Super cyber skills displayed in Perse student’s winning presentation
29 Aug 2019
Cameron Mackenzie (Lower Sixth) proved he is among the Cyber Elite by cracking the code in the final round of a national competition.
He was part of a four-strong team that prevailed in Cyber Elite – the final stage of the Cyber Discovery programme, a Government-run initiative aimed at turning teenagers across the country into cyber security experts.
Only the top 200 performers from an initial field of 28,000 students across the country were invited to join the Cyber Elite residential camps this summer after progressing through three stages testing problem-solving ability and code-cracking and programming skills.
Three other Perse students also did extremely well to make it to the Elite level – Edmund Goodman (Lower Sixth), Max Bennett (Year 11) and Daniel Chen (Year 9).
Cameron’s course focused on digital forensics and after five days of being taught by instructors from the SANS Institute, an organisation which provides cyber security training to governments and businesses, the participants were split into teams and given a case to solve.
On the premise that a young girl had gone missing, with the indication that she had ran away voluntarily with her older boyfriend, the teams were given a copy of the hard drive from her computer to use to find clues as to her whereabouts.

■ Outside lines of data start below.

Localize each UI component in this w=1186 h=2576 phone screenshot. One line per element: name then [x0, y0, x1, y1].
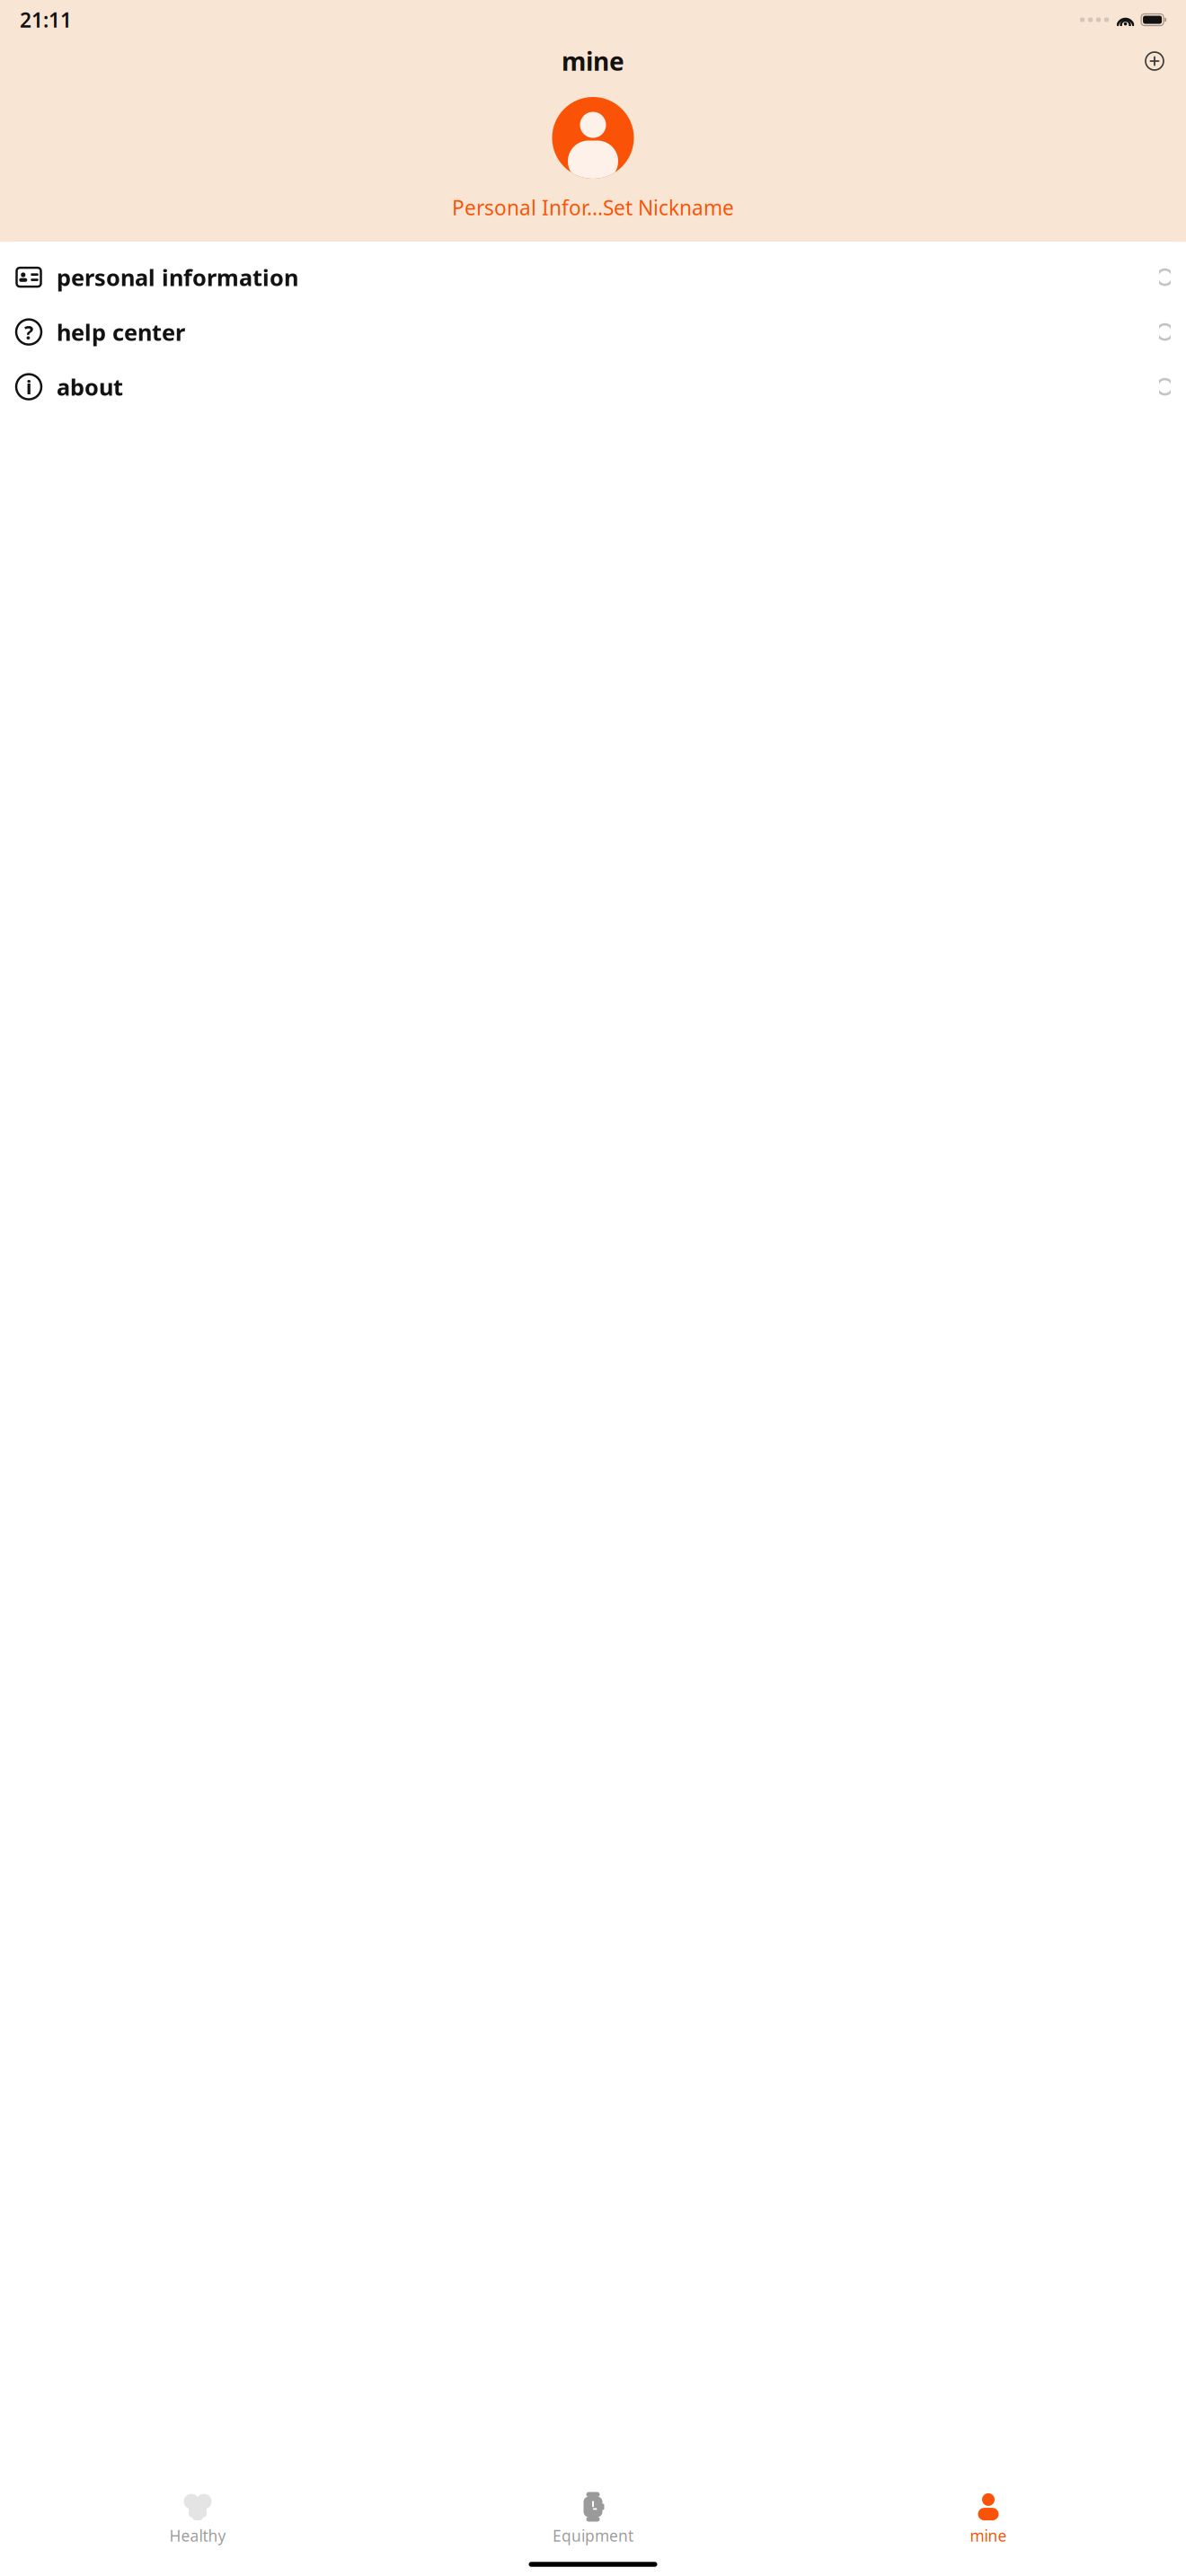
staticText: personal information: [57, 262, 298, 292]
staticText: ?: [24, 319, 33, 345]
staticText: mine: [562, 44, 624, 78]
button[interactable]: Equipment: [395, 2485, 791, 2552]
button[interactable]: Healthy: [0, 2485, 395, 2552]
button[interactable]: ?: [0, 305, 1186, 359]
staticText: about: [57, 372, 123, 402]
staticText: Personal Infor...Set Nickname: [452, 194, 734, 221]
button[interactable]: personal information: [0, 250, 1186, 305]
staticText: Healthy: [169, 2525, 226, 2546]
button[interactable]: Add: [1135, 41, 1174, 81]
staticText: i: [26, 374, 31, 399]
button[interactable]: mine: [791, 2485, 1186, 2552]
button[interactable]: i: [0, 359, 1186, 414]
staticText: 21:11: [20, 6, 72, 33]
staticText: mine: [970, 2525, 1007, 2546]
staticText: Equipment: [553, 2525, 633, 2546]
staticText: help center: [57, 317, 185, 347]
button[interactable]: Personal Infor...Set Nickname: [439, 190, 747, 226]
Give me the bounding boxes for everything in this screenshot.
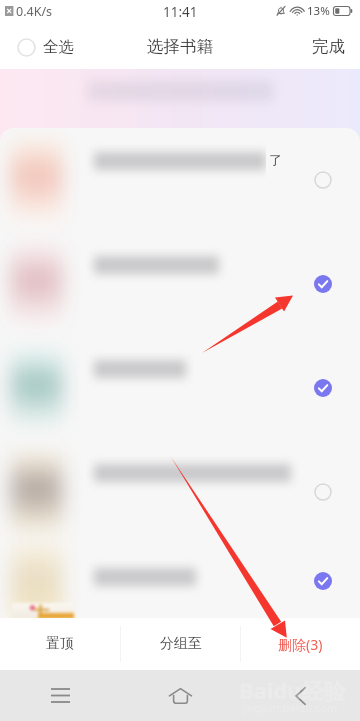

Each group created a presentation on their findings and Cameron’s team’s demonstration was voted the winner by their peers.
Cameron, who is now studying for a GIAC cyber security certificate, was delighted to have won the competition and felt the residential camp had been a great experience.
He said: “We were shocked when we were voted the winning team. We had all been very impressed with the other finalists and were surprised when our entry came out on top.
“I learned a great deal from the camp as previously I had very little experience with digital forensics and had learned everything that I knew from attempting the forensics-based Game stage of Cyber Discovery. I learned how to track user activity across a windows system, even when the user attempted to tread lightly or cover their tracks.
“Although I may not pursue a career in digital forensics specifically, I found the experience very valuable. It has provided me with an extensive skill and put me in connection with many other similarly-minded young people and allowed me to make many friends.”